As Mascia grew older, she saw a darker side to her father. She remembers him “summoning rage in a heartbeat. He did cocaine to drink longer. If I misbehaved his eyes popped and neck tensed. He would dole out rage, but also forgiveness. How else do you terrorise somebody?” Mascia recalls many painful moments: when the police came to take him away in 1983; his secret affair, or night of passion, with Rita, his wife’s sister. In July 1999, John was diagnosed with advanced lung cancer, and in June 2000 Mascia discovered, via the internet, the real reason that he had been imprisoned in 1963. “I was horrified but not surprised. Part of me felt vindicated. When I saw he had committed murder, I knew my curiosity was justified.”

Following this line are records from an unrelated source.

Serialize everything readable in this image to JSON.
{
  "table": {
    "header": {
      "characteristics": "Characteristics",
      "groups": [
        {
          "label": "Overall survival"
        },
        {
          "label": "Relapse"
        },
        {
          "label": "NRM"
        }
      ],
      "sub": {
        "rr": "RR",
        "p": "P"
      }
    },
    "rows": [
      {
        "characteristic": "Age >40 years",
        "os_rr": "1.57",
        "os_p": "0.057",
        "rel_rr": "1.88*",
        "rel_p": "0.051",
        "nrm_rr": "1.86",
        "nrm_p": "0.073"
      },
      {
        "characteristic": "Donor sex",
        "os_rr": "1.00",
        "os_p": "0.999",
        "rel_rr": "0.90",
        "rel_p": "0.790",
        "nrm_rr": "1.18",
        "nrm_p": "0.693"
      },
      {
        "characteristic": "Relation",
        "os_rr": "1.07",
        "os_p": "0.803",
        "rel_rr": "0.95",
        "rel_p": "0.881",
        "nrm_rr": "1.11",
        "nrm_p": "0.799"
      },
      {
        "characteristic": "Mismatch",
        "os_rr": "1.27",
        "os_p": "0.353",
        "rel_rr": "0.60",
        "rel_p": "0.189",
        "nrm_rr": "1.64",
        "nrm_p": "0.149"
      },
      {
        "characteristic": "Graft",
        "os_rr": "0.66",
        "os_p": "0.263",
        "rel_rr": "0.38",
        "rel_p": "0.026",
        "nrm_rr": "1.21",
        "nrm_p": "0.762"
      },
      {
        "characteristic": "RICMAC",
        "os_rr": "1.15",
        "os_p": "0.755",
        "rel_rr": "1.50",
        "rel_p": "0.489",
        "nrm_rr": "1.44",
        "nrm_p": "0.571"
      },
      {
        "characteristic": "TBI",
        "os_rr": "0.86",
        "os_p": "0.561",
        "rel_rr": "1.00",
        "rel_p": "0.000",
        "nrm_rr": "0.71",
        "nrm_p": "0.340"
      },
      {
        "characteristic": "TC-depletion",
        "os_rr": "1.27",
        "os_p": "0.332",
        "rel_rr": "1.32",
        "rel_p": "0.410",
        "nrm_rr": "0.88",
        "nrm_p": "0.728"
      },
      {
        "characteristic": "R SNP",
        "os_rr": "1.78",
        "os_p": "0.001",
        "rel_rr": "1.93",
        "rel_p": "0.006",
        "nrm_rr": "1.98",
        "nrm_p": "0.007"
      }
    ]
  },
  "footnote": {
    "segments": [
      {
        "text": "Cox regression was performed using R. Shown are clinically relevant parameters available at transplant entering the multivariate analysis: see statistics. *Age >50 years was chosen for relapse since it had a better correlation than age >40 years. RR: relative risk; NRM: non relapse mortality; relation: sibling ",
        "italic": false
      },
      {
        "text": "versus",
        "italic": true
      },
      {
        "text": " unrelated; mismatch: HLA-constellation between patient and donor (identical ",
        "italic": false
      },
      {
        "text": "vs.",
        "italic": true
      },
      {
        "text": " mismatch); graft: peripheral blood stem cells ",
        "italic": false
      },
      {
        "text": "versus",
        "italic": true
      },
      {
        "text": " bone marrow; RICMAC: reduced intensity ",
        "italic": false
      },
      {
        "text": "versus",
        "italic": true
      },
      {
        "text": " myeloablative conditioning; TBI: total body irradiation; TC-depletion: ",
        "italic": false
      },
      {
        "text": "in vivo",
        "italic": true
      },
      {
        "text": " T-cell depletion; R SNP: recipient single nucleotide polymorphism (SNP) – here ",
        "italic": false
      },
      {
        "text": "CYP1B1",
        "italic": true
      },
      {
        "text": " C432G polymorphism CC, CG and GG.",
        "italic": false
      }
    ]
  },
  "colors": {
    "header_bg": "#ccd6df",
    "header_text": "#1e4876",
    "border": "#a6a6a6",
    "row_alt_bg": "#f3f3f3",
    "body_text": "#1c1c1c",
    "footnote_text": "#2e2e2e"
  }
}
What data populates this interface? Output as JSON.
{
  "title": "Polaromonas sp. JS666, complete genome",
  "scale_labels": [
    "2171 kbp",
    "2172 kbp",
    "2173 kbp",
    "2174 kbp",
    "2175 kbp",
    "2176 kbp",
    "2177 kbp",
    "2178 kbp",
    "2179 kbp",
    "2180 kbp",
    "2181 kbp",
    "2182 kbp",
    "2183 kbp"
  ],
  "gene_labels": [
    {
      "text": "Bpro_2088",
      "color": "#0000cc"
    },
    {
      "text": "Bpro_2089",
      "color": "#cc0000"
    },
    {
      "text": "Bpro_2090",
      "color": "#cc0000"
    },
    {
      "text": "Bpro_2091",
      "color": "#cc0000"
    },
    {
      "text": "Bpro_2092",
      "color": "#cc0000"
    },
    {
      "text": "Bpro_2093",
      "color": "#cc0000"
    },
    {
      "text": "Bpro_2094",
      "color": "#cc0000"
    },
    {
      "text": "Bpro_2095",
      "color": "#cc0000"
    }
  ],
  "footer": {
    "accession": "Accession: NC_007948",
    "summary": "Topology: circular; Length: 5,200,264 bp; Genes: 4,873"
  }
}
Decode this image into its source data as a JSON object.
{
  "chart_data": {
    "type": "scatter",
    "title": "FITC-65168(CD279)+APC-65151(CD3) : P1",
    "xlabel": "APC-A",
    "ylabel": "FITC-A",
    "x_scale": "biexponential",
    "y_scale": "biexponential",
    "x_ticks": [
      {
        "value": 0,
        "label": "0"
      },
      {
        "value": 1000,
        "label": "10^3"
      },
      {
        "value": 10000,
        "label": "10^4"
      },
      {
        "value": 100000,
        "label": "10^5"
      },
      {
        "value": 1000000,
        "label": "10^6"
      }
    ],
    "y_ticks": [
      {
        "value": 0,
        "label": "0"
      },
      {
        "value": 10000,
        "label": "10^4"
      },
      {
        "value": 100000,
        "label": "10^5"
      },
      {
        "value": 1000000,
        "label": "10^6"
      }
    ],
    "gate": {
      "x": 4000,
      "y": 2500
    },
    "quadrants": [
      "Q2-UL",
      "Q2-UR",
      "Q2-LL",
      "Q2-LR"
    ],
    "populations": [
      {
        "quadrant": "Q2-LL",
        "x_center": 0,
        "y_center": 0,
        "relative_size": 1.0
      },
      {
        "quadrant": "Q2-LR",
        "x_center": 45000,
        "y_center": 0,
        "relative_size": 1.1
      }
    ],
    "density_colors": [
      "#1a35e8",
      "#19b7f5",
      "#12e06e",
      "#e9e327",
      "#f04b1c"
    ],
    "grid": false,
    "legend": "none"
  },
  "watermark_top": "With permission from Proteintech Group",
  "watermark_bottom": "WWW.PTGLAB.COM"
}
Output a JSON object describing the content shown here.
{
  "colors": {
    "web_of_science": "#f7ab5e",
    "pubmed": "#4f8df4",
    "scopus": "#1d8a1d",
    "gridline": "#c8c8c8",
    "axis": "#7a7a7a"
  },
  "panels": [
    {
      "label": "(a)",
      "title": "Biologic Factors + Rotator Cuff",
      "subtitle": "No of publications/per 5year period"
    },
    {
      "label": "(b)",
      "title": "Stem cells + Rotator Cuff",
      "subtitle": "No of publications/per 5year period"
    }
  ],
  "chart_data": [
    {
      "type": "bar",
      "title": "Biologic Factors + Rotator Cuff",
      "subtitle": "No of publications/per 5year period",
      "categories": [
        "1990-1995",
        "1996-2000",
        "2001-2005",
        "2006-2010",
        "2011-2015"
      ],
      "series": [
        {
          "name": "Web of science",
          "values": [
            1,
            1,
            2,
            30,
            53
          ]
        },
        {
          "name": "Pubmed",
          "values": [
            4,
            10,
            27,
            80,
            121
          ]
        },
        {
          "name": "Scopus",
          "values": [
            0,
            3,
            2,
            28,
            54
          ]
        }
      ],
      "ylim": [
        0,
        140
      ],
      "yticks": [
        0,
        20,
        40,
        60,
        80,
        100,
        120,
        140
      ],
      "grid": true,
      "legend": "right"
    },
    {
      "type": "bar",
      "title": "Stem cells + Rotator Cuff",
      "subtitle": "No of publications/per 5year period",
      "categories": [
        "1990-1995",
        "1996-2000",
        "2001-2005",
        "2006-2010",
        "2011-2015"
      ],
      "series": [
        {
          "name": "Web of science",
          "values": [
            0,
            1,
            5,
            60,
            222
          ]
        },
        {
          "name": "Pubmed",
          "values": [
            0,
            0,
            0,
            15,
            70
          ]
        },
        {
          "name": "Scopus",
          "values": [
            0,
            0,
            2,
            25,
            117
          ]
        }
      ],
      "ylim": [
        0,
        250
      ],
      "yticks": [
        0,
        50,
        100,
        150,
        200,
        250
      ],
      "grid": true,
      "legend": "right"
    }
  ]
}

But Mascia didn’t tackle him: the principle of omertà — the code of silence that reigns among crime families — had seeped into her. “My mother had a heart attack and he drove me to the hospital,” Mascia recalls. “He told me that she was really 43, not 38 as I thought. I said, ‘Don’t worry, she told me your secrets too’. I meant him going to jail, but he knew that there was much more. I couldn’t ask him. I was still under my mother’s ‘Don’t tell’ spell.” Her father died in May 2001. In 2005 her mother was also diagnosed with lung cancer. A year later she died of a heart attack, after telling Mascia about the killing of Palermo and the others. In 2006, employed at The New York Times, Mascia used the paper’s research tools to discover the whole truth. “I’d always feared that he’d committed other horrible acts. I was forced to look at my mother in a new light. What I’d thought was devotion between a husband and wife was really an unhealthy co-dependence. Even though my dad was a good father and loved my mother deeply, she deserved more than to parent him. The thing that saved them from being totally reprehensible was that we were family, a unit.” She still loves her father, “and because I can’t question him about this, it’s like there are two John Mascias: the one from my childhood I remember fondly and the one constructed of criminal records, interviews and newspaper clippings. Those two John Mascias will never meet.”

What would Jennifer ask her father now? “How many people did he really kill? Did he have nightmares about it, like my mother said? Did he only sleep with my aunt once?” And her mother? “Why stay with him? What did he really tell her about the other murders? How could she not have guessed about my father’s affair with Rita?” Mascia laughs: just like her mother she once was addicted to rescuing people and had a series of partners who were older, damaged or violent. “It wouldn’t take Freud to work out why,” she says. “I nearly married my father.”

She says she wants to “to build a family with the stability I didn’t have”, and since last September has been in a settled relationship with Adam Wiesner, a production manager for commercials, TV and film. “Adam’s only trauma has been his parents’ divorce. It’s refreshing,” she says.

How would her parents have felt about the book? “I would have been grounded for the rest of my life. My mother would have felt my father’s name was being tainted.”

Mascia is determined to live a more fulfilled life than her mother. She recently met the wife of someone who knew Thomas Palermo, the man her father killed in 1977. “She told me that to my father people like Palermo were intruders, threatening his mobster ‘family’,” Mascia says. After her book was published in the US, two of Palermo’s grandchildren contacted her for details of their grandfather’s murder. “I didn’t know what to tell them, or whether to talk to them,” Mascia says. “I was worried that they’d take their anger out on me.” She may have to get used to such intrusions: more painful surprises from her family’s past may yet emerge.